Obgleich mit göttlicher Hülfe so leicht kein Türke sich hier blicken lassen würde, so wollte man es doch gern gestatten, damit aus diesen authentischen Kopien die mangelhaften Originale (dergleichen Fälle ereignen sich öfters) ergänzet werden könnten. Die Kriegsknechte gehen schwarz gekleidet mit weißen Aufschlägen und Knöpfen, und haben, statt der bösartigen Flinten und anderer Wehr und Waffen, alttestamentliche Osterstäbe. Weßhalb? Um zu beweisen, daß hier ein neues Jerusalem auferstanden sey! um die Pilgrimstäbe abzubilden; um sich des alten Bundes zu erinnern; um außerdem – sich die Hunde abzuwehren. Vivit, sagte der Prediger im Geiste Luthers: Es lebt! Am Heck, welches der[239] beliebten Ordnung halber von Stund' an Pforte heißen sollte, ziehen zwei auf die Wache. Den Kriegsknechten muß es nicht an Proviant und warmer Stube fehlen; ihr Wachthaus soll nach dem Riffe des Simeonschen Hauses, noch sichtbar im gelobten Lande, angelegt werden. Die Aufschrift sey: Viel sind berufen; Wenige sind auserwählt.

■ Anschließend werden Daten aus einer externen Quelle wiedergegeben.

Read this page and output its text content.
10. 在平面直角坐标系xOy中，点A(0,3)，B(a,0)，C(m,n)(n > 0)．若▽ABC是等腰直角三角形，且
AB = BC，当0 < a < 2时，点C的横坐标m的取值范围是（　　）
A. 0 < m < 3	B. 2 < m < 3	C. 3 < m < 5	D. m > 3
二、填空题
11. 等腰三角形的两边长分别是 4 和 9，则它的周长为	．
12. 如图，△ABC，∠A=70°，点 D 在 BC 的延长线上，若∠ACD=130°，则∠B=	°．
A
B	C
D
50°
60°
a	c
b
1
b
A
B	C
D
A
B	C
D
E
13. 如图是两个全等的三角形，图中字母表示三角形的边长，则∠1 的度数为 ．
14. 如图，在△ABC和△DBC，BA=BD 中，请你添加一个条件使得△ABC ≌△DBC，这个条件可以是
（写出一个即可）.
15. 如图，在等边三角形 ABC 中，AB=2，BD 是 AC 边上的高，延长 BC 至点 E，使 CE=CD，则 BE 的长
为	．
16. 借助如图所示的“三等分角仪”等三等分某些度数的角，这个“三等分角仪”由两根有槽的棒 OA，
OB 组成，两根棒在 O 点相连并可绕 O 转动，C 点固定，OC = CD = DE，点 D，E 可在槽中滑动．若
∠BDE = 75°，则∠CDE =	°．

Sobald der Pilger ankommt, wird er in eine der für die Pilger bestimmten Wohnungen gebracht, und Se. Hochwürden erhalten Rapport: wie der Pilger heiße? Weß Standes, Vaterlandes, Glaubens und Alters er sey; was für ein Geist ihn getrieben, zu diesen Sanctuarien zu wallfahrten; ob zu Fuß, oder zu Wagen, oder zu Pferde. Wald- und Posthörner müssen an diesen heiligen Oertern zu. Molltönen gestimmt seyn, und, an Traurigkeit gewöhnt, den Wiederhall nicht reizen. – Rosenthal wird dem Pilger, wie man nach der Liebe hofft, von selbst das Thal Josaphat im gelobten Lande ins Gedächtniß bringen. – Nach Beschaffenheit des Standes wird dem Pilger eine Zelle angewiesen und die Küche eingerichtet. Es werden nur drei, fünf und sieben Schüsseln gestattet. Bei diesen heiligen Zahlen wird niemand Hungers sterben. – Was über drei, fünf oder sieben geht, ist vom Uebel. – Machen wir es nicht alle, wie kleine Kinder, die dem Schmetterlinge stundenlang nachlaufen? – Endlich erhascht. Allerliebst! – Gelacht, ihm die Flügel abgerissen, geweint. – O Welt, sieh hier dein Leben! – Der Pilgerkoch, der zugleich den Kellner macht, ist Rendant der Kasse, ohne eines Controleurs zu bedürfen, der ohnehin gewöhnlich mit dem Rendanten unter einer Decke spielt. – Das Geld wird zur Kriegskasse verrechnet. – Dieser Regiments-Quartiermeister muß sich Mühe geben, den Pilgerstand nach Ortsgelegenheit einzurichten: – Hecht, in Rücksicht der Köpfe, ja nicht zu vergessen. – Fische haben überhaupt mehr Geruch der Frömmigkeit, und sind ebenfalls Pilger,[240] mit dem Unterschiede, daß ihnen kein warmes Blut nach dem Kopfe schießt. Tafelzeug wird geliefert, und in jedem Zipfel des Tischtuches, so wie der Serviette, ist ein Kreuz sichtbar.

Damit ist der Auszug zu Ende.